As far as I can work out, Sir Dai [Llewellyn] is the only one who is not paid for by the taxpayer. The Tory candidate, Jonathan Morgan, a regional Assembly Member (as opposed to a constituency one), is the slickest - articulate, local and full of facts.
The Labour candidate, Sophie Howe, a legal services manager for the Equal Opportunities Commission, bleats the party line about improvements under Labour.
Why, she is asked, have hospital waiting times got longer? 'Because we have been focussing on well-being rather than illness,' she says. Yes, that is what she says.
The Liberal, Ed Bridges, is doing a PhD on public library provision, and the Plaid Cymru candidate, Wyn Jones, hasn't turned up but is represented by a woman who calls herself a political theory researcher.

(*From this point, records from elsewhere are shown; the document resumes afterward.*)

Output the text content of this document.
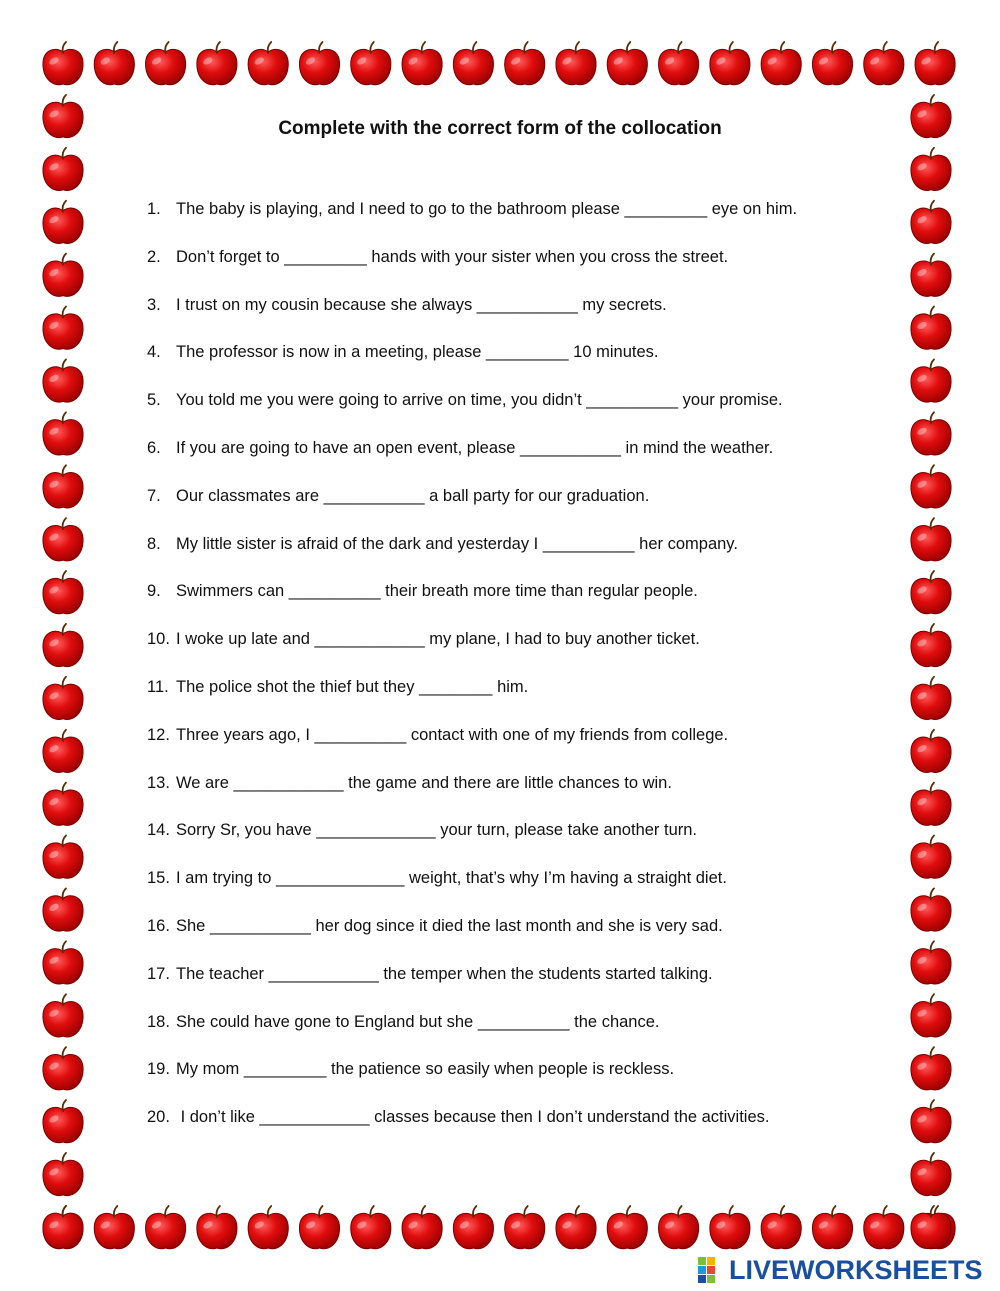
Complete with the correct form of the collocation
1. The baby is playing, and I need to go to the bathroom please _________ eye on him.
2. Don’t forget to _________ hands with your sister when you cross the street.
3. I trust on my cousin because she always ___________ my secrets.
4. The professor is now in a meeting, please _________ 10 minutes.
5. You told me you were going to arrive on time, you didn’t __________ your promise.
6. If you are going to have an open event, please ___________ in mind the weather.
7. Our classmates are ___________ a ball party for our graduation.
8. My little sister is afraid of the dark and yesterday I __________ her company.
9. Swimmers can __________ their breath more time than regular people.
10. I woke up late and ____________ my plane, I had to buy another ticket.
11. The police shot the thief but they ________ him.
12. Three years ago, I __________ contact with one of my friends from college.
13. We are ____________ the game and there are little chances to win.
14. Sorry Sr, you have _____________ your turn, please take another turn.
15. I am trying to ______________ weight, that’s why I’m having a straight diet.
16. She ___________ her dog since it died the last month and she is very sad.
17. The teacher ____________ the temper when the students started talking.
18. She could have gone to England but she __________ the chance.
19. My mom _________ the patience so easily when people is reckless.
20. I don’t like ____________ classes because then I don’t understand the activities.
LIVEWORKSHEETS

The Old Etonian party animal no longer seems quite so detached from the real world after all. In fact, he must be the only net contributor to the public purse.
Really, who the hell wants to be ruled by people who have worked for the state for all of their lives? Wat Tyler constantly highlights the problem of the state as "simple shopper" and it is hardly surprising that our various waste-of-space assemblies and governments are unable to negotiate tight contracts and decent deals: they have never had any experience of anything other than the state's standard incompetance.
In the name of all that's unholy, when you vote, vote for someone who has some actual, real-world experience and then maybe we won't see quite so much of our hard-earned money being flushed down the fucking toilet.